Here, according to the question, $x$ is the maximum displacement or the amplitude of the spring or $x=0.158$   and  ω$=14.3rad/s$

$a=-(14.3)^{2}(0.158)$

$a=-(204.5)(0.158)$

$a=32.311m/s^{2}$

Hence, the maximum acceleration of the spring will be 32.311 m/s².

Explanation 4

Total energy of the spring is the energy stored in the spring on getting compressed or stretched by any external force. It is given by

$E=\frac{1}{2}kx^{2}$

where, $k$ is the spring constant.

$E=\frac{1}{2}(184)(0.158)^{2}$

$E=2.296J$

Step 5

We have been given the position of the mass that is $x=0.40A$ where, $A$ is the amplitude of the string.

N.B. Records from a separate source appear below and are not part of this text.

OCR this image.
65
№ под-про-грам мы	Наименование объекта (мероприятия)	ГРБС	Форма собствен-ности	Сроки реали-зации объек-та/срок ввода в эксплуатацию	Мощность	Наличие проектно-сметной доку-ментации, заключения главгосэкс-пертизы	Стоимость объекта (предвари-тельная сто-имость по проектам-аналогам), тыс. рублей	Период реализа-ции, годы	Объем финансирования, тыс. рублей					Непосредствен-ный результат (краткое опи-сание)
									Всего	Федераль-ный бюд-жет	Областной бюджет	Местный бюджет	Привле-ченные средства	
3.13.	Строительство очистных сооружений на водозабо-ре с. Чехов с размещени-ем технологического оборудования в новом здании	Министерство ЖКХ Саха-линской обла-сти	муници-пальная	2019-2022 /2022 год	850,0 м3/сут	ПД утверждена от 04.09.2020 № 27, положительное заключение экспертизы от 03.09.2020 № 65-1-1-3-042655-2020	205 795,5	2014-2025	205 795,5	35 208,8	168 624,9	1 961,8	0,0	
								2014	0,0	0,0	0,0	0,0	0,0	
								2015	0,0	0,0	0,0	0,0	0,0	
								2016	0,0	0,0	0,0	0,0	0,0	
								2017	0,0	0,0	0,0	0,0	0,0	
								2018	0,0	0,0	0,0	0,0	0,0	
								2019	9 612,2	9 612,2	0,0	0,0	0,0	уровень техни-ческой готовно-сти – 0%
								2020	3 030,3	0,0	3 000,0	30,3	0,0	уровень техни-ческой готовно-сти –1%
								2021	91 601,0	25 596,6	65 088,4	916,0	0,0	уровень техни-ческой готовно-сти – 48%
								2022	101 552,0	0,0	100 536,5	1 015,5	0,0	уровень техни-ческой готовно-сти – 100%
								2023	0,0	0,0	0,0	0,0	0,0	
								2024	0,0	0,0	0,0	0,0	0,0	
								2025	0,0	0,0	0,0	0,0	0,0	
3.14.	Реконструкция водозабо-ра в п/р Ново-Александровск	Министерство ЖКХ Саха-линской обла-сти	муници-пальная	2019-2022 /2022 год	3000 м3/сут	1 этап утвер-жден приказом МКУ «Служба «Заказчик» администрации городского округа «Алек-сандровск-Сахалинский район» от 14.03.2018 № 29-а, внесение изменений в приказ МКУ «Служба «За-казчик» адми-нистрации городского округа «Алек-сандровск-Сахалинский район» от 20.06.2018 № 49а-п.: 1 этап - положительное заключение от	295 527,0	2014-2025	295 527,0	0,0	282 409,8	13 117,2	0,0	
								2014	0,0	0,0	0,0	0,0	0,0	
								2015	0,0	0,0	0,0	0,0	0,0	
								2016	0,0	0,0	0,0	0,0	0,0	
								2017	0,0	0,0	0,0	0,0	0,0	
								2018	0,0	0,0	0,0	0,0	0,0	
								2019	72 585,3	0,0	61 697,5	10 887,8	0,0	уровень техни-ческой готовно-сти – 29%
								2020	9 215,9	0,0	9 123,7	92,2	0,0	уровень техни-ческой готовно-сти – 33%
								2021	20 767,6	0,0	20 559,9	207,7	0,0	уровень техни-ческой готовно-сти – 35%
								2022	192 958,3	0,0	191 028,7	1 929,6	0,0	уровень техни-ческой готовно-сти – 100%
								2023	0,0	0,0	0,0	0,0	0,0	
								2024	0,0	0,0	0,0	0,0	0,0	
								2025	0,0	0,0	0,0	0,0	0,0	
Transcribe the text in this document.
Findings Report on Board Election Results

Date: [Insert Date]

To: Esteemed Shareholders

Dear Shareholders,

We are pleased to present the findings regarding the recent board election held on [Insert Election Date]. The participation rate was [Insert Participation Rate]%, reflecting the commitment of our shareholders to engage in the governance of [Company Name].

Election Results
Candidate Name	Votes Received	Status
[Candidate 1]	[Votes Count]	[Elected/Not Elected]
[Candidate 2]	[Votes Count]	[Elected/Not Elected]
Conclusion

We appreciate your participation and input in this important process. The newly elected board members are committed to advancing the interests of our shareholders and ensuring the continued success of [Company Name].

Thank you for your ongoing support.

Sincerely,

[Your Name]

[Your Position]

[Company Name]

We already know, velocity is given by

$v=$ ω$\sqrt{A^{2}- x^{2} }$

Substituting the known values in the equation, we get

$v=(14.3)\sqrt{A^{2}- (0.4A)^{2} }$

$v^{2} =(14.3)0.84A^{2}$

Now,

The kinetic energy is given as

$KE=\frac{1}{2} mv^{2}$

$KE=\frac{1}{2}m(14.3)(0.84A^{2} )$

$KE=\frac{1}{2}(0.885)(14.3)(0.84)(0.158)^{2}$

$KE=\frac{1}{2}(0.26538)$

$KE=0.13269J$

Hence, the kinetic energy of the spring when x = 0.4 A is 0.132 J.

Final answer:

Hence,

1. The time period and frequency of the spring are 0.44 s and 2.28 Hz respectively.
2. The amplitude of the wave motion is 0.158 m.
3. The maximum acceleration of the spring is 32.311 m/s².
4. The total energy of the spring is 2.29 J.
5. The kinetic energy of the spring at x = 0.4 A is 0.132 J.